Researchers at the Centre for Rheumatology at University College, in London, England, report in the April 2005 issue of Rheumatology the first case of a patient with severe systemic lupus erythematosus (SLE), who, having become unresponsive to the chimeric anti-CD20 antibody rituximab, exhibited a good response to a fully-human anti-CD20 antibody (hCD20) provided on a compassionate use basis by Immunomedics, Inc.1
Although dosing was halted after the third infusion due a mild hypersensitivity reaction, The authors point out that the patient responded well clinically and serologically, exhibiting significant B-cell depletion. The patient had tested positive for the presence of human antichimeric antibodies (43,000 ng/ml) at the time of failure on rituximab.

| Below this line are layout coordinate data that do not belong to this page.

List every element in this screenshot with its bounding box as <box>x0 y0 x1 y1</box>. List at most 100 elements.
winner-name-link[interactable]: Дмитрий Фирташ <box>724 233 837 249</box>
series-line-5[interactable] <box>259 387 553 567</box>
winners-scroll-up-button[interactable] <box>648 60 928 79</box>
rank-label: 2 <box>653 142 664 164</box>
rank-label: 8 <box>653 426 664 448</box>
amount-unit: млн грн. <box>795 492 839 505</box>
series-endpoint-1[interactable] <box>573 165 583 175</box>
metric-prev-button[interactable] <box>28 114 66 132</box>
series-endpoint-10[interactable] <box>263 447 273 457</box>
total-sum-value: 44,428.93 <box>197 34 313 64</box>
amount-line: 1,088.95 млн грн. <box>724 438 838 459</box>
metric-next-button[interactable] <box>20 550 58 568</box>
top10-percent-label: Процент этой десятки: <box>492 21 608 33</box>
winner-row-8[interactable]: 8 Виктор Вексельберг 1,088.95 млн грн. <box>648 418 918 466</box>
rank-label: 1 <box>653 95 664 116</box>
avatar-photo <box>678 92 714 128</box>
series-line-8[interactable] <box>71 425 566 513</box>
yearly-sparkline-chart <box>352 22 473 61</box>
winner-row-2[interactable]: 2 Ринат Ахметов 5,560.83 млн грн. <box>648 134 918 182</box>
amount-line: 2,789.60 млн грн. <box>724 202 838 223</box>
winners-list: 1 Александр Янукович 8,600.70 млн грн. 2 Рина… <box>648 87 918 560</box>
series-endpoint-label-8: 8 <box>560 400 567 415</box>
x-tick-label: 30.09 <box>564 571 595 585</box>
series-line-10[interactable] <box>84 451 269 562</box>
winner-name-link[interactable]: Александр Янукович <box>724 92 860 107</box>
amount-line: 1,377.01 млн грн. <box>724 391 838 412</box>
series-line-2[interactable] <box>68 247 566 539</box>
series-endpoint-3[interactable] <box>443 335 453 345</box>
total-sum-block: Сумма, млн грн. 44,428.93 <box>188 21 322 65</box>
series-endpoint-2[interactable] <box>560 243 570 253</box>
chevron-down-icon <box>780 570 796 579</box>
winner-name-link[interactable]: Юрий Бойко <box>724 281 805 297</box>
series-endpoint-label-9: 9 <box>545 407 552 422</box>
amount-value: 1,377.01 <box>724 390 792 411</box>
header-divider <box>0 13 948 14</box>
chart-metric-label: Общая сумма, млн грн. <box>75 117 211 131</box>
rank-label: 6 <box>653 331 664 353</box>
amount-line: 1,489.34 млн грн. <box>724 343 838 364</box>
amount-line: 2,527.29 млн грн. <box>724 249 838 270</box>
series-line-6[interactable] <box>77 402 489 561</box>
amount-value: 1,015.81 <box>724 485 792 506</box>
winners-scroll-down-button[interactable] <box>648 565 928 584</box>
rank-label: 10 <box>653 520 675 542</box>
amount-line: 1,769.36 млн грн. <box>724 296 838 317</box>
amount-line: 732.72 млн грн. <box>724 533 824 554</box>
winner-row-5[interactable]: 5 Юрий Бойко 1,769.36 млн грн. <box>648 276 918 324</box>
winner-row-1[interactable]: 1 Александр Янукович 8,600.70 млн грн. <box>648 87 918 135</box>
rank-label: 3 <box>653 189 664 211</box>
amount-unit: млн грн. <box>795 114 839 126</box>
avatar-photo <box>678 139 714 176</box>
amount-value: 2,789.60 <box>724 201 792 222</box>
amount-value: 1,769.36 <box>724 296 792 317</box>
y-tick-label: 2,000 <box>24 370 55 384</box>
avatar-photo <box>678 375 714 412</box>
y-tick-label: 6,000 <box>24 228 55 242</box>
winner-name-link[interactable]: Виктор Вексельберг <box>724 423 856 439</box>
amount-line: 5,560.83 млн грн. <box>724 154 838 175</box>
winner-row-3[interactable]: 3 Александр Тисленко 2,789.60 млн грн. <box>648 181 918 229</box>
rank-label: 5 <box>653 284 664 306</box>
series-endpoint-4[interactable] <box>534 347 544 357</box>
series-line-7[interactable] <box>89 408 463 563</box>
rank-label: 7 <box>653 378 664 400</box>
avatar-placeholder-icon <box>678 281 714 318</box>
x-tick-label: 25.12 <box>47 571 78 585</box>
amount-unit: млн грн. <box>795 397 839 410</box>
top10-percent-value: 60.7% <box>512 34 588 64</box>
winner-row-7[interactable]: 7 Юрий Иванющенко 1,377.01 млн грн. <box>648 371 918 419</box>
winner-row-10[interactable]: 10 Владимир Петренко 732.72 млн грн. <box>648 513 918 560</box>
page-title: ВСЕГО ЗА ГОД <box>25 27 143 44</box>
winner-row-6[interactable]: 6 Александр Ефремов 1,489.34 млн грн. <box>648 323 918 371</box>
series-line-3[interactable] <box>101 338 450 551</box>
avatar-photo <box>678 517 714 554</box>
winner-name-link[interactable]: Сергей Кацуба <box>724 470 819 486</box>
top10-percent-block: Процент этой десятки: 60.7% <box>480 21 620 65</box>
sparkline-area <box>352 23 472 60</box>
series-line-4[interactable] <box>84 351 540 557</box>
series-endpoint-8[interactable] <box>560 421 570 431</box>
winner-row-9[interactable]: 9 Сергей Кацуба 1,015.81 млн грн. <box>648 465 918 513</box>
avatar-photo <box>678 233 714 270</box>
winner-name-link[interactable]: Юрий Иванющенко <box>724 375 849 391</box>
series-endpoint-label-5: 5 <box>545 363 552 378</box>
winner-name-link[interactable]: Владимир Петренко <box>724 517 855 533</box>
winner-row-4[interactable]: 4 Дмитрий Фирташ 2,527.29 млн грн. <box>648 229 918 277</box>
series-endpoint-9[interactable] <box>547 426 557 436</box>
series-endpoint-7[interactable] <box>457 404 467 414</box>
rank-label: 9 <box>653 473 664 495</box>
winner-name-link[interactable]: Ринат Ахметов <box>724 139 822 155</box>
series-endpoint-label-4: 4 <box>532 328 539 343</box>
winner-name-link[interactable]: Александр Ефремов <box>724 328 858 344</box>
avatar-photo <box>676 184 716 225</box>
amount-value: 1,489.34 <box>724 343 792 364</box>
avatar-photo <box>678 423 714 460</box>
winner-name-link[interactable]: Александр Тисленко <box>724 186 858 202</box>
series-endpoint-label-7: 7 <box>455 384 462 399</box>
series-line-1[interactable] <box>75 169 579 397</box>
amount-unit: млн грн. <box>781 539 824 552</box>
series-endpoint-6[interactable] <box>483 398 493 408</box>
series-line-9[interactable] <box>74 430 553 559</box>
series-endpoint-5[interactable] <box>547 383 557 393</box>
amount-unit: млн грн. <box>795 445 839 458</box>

Preclinical testing demonstrated that the hCD20 antibody possesses similar CD20 affinity and anti-B-cell potency to rituximab. The drug is currently in Phase I/II trials in the US and Europe for non-Hodgkin's lymphoma (NHL), with trials in autoimmune diseases planned, and is the second antibody in Immunomedics' pipeline to demonstrate activity in lupus patients. Epratuzumab, a humanized antibody with a long serum half-life that targets CD22 receptors on B-cells, has shown activity in indolent and aggressive NHL and in patients with moderately active SLE.
The US Food and Drug Administration recently granted its Fast Track Product designation to epratuzumab for the treatment of patients with moderate to severe SLE, and Immunomedics expects to launch two pivotal Phase III studies by the end of June 2005 for this indication. Epratuzumab is also being expanded into other autoimmune diseases, and is currently in a Phase I/II trial for Sjögren's syndrome.
1. Tahir H, Rohrer J, Bhatia A, Wegener WA, and Isenberg DA. Humanized anti-CD20 monoclonal antibody in the treatment of severe resistant systemic lupus erythematosus in a patient with antibodies against rituximab. Rheumatology. 2005;44:561-562.